The Disney assault continues with the brothers’ own TV show, the taping of which has been temporarily thwarted by the writer’s strike but is likely to start in the fall. The series revolves around the boys as spies, whose cover is they are also in a struggling rock group.

“It’s about (being) a high school student who can’t make your five o’clock job because you have band rehearsal and you have to save the world,” Joe says.

But first comes the tour. From the Cyrus outing, they learned how to captivate a large audience, but their lessons weren’t confined to the stage. When tickets for their tour went on sale, they decided that the first 20 rows would only be sold at the box office of the venue through a lottery system and not online.

“What happened on the last tour was so difficult,” says Kevin, referring to the issues surrounding the red-hot Cyrus tour, including tickets selling for more than $2,000 by scalpers and through sites like eBay.

“We wanted our real fans to be right up front so we can play and have the energy from them rather than having some really rich cats sit(ting) down,” Joe says.

Life on tour is good for the trio, with one minor complaint: “We drive all night to get to where we’re going, so we have to get out of our bus and into the hotel room,” Kevin says. “Sometimes people are outside your hotel at 4 a.m. and you just woke up and you’re a little discombobulated, but we still try to have as much fun as we should.”
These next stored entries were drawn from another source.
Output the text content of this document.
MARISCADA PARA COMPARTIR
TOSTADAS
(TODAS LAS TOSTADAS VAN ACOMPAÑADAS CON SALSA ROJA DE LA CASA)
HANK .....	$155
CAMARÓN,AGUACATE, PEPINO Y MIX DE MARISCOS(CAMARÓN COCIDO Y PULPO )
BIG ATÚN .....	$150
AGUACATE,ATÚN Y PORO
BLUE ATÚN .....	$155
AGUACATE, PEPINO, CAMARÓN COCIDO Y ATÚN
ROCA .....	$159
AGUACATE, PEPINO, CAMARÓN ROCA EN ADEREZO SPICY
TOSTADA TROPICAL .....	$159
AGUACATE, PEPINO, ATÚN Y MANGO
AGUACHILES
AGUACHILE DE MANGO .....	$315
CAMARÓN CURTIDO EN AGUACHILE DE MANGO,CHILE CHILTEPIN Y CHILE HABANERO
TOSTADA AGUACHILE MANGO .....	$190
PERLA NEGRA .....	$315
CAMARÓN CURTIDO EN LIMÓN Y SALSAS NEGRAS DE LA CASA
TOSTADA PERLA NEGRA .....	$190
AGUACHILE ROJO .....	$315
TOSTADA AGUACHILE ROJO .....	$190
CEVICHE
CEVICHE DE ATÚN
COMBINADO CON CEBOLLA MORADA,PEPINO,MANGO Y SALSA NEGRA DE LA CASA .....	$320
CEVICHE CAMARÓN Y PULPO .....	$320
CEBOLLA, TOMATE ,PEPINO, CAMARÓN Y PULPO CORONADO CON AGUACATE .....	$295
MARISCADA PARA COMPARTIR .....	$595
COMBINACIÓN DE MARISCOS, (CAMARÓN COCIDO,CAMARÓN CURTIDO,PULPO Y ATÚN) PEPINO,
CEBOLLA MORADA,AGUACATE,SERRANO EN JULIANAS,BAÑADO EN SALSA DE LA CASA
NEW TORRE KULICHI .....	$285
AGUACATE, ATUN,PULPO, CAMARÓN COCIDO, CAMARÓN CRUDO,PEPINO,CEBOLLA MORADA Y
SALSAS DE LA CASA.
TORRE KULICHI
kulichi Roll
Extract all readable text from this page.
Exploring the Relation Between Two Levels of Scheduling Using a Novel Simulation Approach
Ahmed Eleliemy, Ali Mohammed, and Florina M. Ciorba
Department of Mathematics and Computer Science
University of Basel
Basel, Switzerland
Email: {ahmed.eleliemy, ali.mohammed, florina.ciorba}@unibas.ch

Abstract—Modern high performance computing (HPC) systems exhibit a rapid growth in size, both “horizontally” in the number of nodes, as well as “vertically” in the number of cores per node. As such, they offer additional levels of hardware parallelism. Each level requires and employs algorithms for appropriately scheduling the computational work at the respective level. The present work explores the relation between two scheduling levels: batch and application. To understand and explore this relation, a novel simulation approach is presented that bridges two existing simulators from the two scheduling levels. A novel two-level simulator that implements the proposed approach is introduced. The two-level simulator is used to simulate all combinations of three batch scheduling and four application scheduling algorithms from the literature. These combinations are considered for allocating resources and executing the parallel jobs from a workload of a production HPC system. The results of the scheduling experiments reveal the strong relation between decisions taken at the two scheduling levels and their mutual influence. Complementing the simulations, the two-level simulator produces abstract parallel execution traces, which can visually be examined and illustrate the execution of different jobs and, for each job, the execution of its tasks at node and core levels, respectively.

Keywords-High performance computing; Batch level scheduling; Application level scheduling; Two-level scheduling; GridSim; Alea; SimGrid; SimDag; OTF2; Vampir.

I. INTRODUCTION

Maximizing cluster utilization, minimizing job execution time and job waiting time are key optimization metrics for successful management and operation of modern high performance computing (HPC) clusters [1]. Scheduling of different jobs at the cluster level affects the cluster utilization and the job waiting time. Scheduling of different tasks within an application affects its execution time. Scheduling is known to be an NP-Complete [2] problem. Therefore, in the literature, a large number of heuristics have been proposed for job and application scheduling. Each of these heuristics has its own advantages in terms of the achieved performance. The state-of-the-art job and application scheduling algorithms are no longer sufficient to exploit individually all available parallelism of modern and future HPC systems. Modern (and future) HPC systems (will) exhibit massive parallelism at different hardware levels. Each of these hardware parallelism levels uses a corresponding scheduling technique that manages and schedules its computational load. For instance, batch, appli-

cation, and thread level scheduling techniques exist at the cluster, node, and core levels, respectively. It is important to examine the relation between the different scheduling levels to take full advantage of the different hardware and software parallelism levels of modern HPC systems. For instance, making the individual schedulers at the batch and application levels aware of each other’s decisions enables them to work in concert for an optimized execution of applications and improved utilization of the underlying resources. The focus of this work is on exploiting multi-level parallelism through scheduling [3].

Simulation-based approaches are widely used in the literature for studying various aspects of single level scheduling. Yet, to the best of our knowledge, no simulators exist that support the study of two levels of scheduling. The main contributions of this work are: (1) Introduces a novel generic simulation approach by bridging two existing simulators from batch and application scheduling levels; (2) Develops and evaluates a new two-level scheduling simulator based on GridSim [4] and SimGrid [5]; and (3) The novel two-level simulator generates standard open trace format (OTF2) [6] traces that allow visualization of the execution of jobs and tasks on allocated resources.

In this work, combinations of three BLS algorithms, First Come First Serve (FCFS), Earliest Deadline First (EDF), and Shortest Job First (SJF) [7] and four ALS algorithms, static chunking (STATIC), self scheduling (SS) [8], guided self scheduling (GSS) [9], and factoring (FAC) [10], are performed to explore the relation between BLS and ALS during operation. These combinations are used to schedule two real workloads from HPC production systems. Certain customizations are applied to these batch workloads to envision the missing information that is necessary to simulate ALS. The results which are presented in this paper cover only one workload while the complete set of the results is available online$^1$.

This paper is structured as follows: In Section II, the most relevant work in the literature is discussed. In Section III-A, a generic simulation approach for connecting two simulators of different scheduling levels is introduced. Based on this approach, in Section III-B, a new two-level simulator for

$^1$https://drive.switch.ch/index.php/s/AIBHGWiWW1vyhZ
However, there is a cap on some kinds of fun. All three brothers wear purity rings, a symbol that they will remain pure until marriage. “Before we were even in a band, it was something we did,” Kevin says. “Now, of course, everything we do is under scrutiny and under the spotlight, especially being part of the Disney environment.”

They’ve learned to live under the intrusive glare of that spotlight where even standing near a female under 50 can result in a tabloid love match.

“Jo Jo’s always been a great friend of ours,” says Kevin of the 17-year-old singer. “(She’s) walking through the snow, she had high heels on and Joe helped her. A couple of pictures (later) and now they’re dating and they have a nickname already.”

Even Nick isn’t immune. He’s been romantically linked to Cyrus, although he has maintained they are just friends. “It’s hilarious to me that people think so much about my … relationship,” he says. “It’s really weird, but it’s cool.”